4.16.2007

Track of the Day [yeehaw]

I've been doing the GarageBand thing for a while now - that's the online indie music community, not the Apple DAW app of the same name. They agreed a while back to share the name, like nice folks do. Anyway, I've been posting tracks for a while, and the general consensus is, "Hey, this is kinda cool: well mixed, funky, but you know what? It's kinda boring too, dude."

Still, I've managed to get the coveted Track of the Day designation a couple of times. This is where they highlight your track in its given genre for 24 hours. My next one is on 23 April, for an experimental track called ModoKun3. (The title involves Japanese advertising, bootleg merchandise, and the iteration of the work that this mix represents. Or something.)

Now, this track only has a handful of reviews, and doesn't as yet have an aggregate score, so this is sort of strange. This has happened twice lately - another one of my tracks got TOTD, with very few reviews under its little belt. The frequency of my tracks being reviews has also slowed to a crawl. Those facts taken together lead me to believe that the GB scene is getting a little weak. Has everyone defected to MySpace, where no one will ever tell you that your hi-hats are too loud or that your ambient beatscape needs a stronger melody?

They will, however, tell you that they found this awesome website with all these free ringtones, dawg!

4.04.2007

PowerPoint makes you stupid

I've long had a love / hate (mostly hate) relationship with that most ubiquitous of presentation tools, Microsoft PowerPoint. It has nothing to do with it being an M$ product, either - I actually like the Office suite, and when I've tried alternatives I've found them seriously wanting. However, as a former corporate drone and now as an educator, I've had to come to grips with PPT and find a way to use it that works for me, because frankly, the way other people were using it drove me f****** batshit crazy.
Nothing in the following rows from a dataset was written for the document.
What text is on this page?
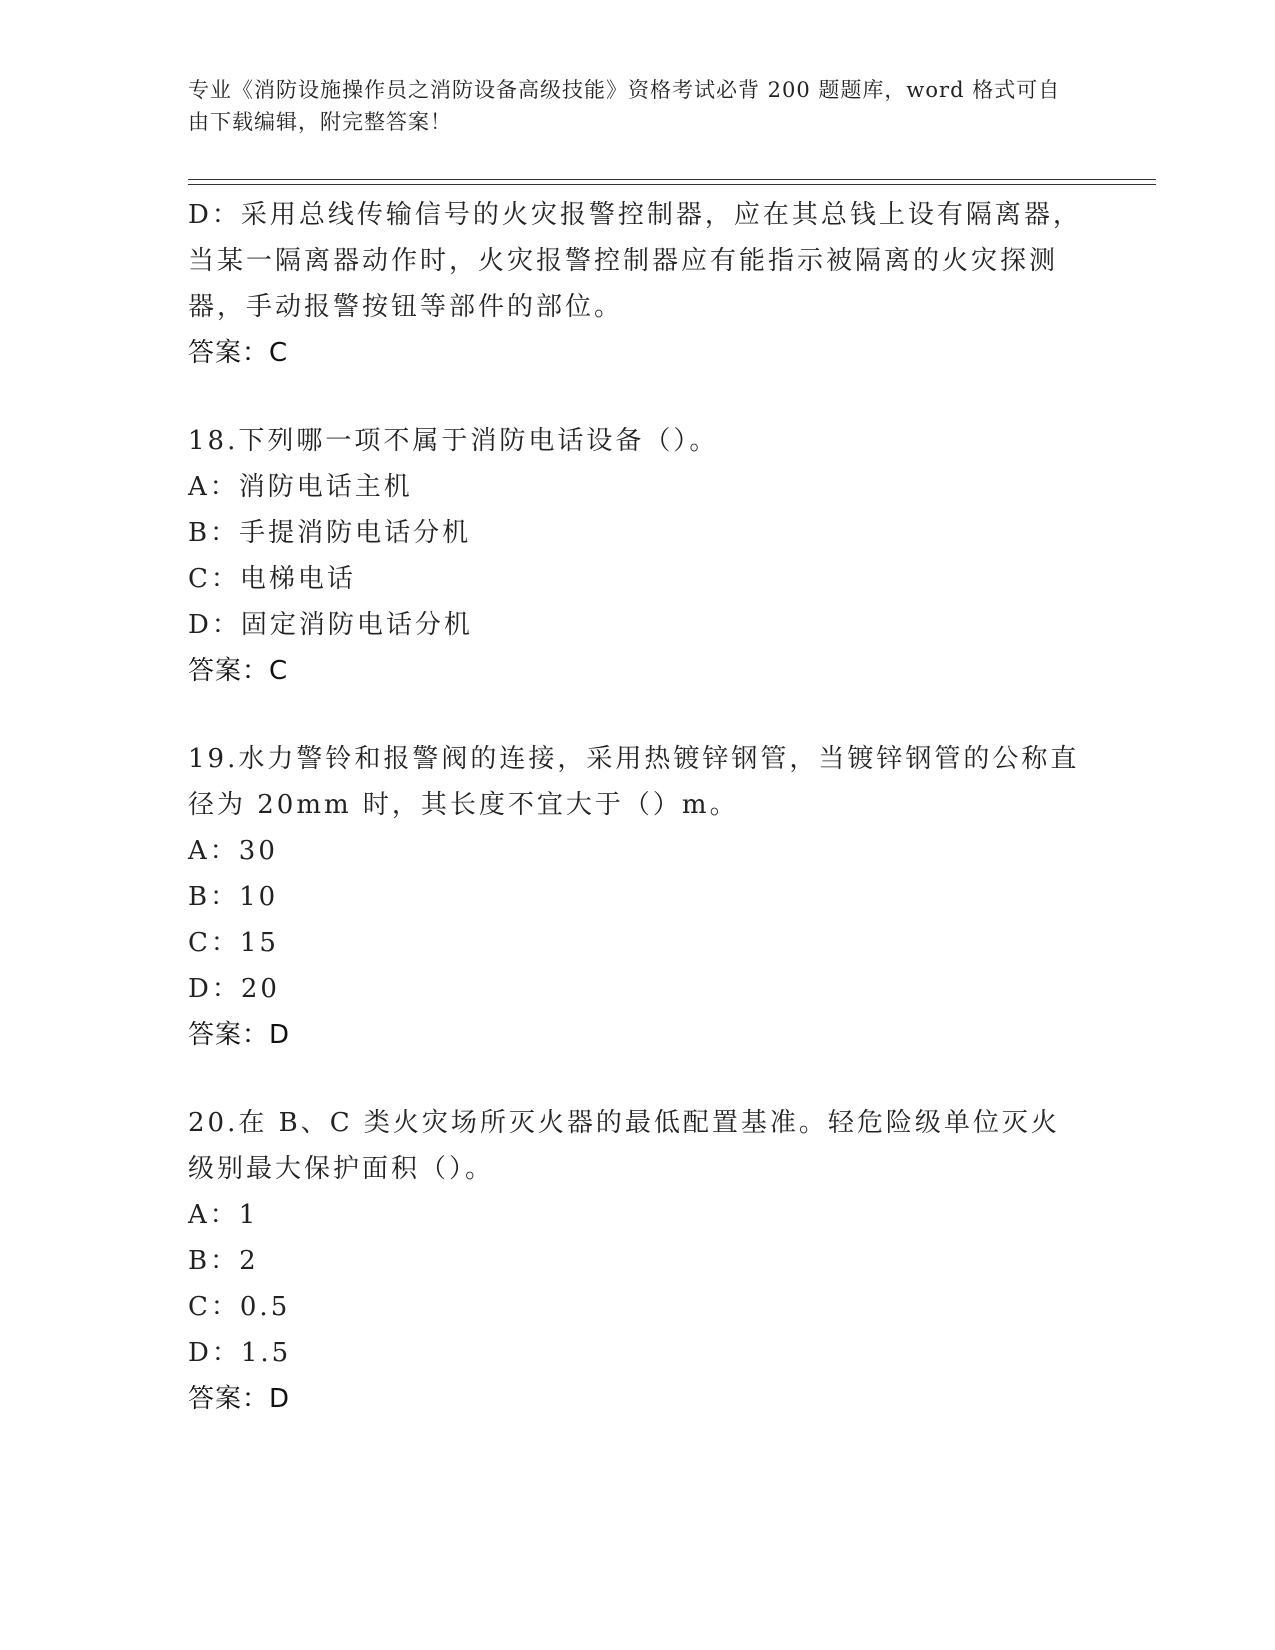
专业《消防设施操作员之消防设备高级技能》资格考试必背 200 题题库，word 格式可自由下载编辑，附完整答案！
D：采用总线传输信号的火灾报警控制器，应在其总钱上设有隔离器，当某一隔离器动作时，火灾报警控制器应有能指示被隔离的火灾探测器，手动报警按钮等部件的部位。
答案：C
18.下列哪一项不属于消防电话设备（）。
A：消防电话主机
B：手提消防电话分机
C：电梯电话
D：固定消防电话分机
答案：C
19.水力警铃和报警阀的连接，采用热镀锌钢管，当镀锌钢管的公称直径为 20mm 时，其长度不宜大于（）m。
A：30
B：10
C：15
D：20
答案：D
20.在 B、C 类火灾场所灭火器的最低配置基准。轻危险级单位灭火级别最大保护面积（）。
A：1
B：2
C：0.5
D：1.5
答案：D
Consider this scene in a college lecture hall - a professor stands in the darkened room, giving a lecture that is being mirrored word for word behind her on slide after slide, punctuated by the occasional animated clip-art critter or distracting transition with sound effects (say, tires screeching as the slide whips off-screen to be replaced by another bullet-point nightmare). Titles are bouncing in and out, images are spinning like newspaper headlines in a Frank Capra movie, and you have long-since quit paying attention to any of it, because why should you? You've got the whole thing in the familiar three-slides-to-a-page handout form, complete with note-taking sections, wherein you are drawing pictures of men with donkey heads.

I've sat through HR orientations, law school lectures, and student presentations that all went just that way. As this article the Sydney [Australia] Morning Herald confirms, this is a terrible way to deliver information. Your brain wants its feed spoken or written, but not both at the same time. While I was in grad school, I read an article by Edward Tufte about the ill effects of the PowerPoint. He argues, and I completely agree, that PowerPoint "elevates format over content."

When I teach classes or give presentations, I use PPT - people expect it, and they seem kind of lost when they don't have a big screen to look at. My slides, though, contain very little text. I tend to speak extemporaneously, and I use the slides as prompts - here's the topic, here's a few main points, here's a graph or an illustration of some kind. The slides keep me on track, forming a loose framework, but I might go for several minutes on a single slide. I keep the colors neutral, I avoid sound effects, and the font is usually Helvetica, or maybe Trebuchet MS. I make handouts, but I usually create them from my notes, as there's not enough actual information on the PPT slides to make them worth printing

4.03.2007

Alanis Morisette got Humps!



What a genius - a true North American treasure.

4.02.2007

new Wilco album now streaming

I'm listening to the upcoming Wilco release Sky Blue Sky, which is streaming now at their site (linked above) and all I can say is that it's transcendent. This record seems to be the culmination of everything they've been working towards over the last two records and subsequent tours. Tweedy et al have crafted a perfect, seemless marriage of folk, country, rock, avant garde, and pop. It's not any of those things; it just is.

Nels Cline's playing is off tha heezy. He creates moments of true beauty here. Yesterday I was in the grocery store listening to his album New Monastery: a View into the Music of Andrew Hill (Cryptogramophone, 2006) on my iPod - he's replacing Bill Frisell as my favorite guitarist.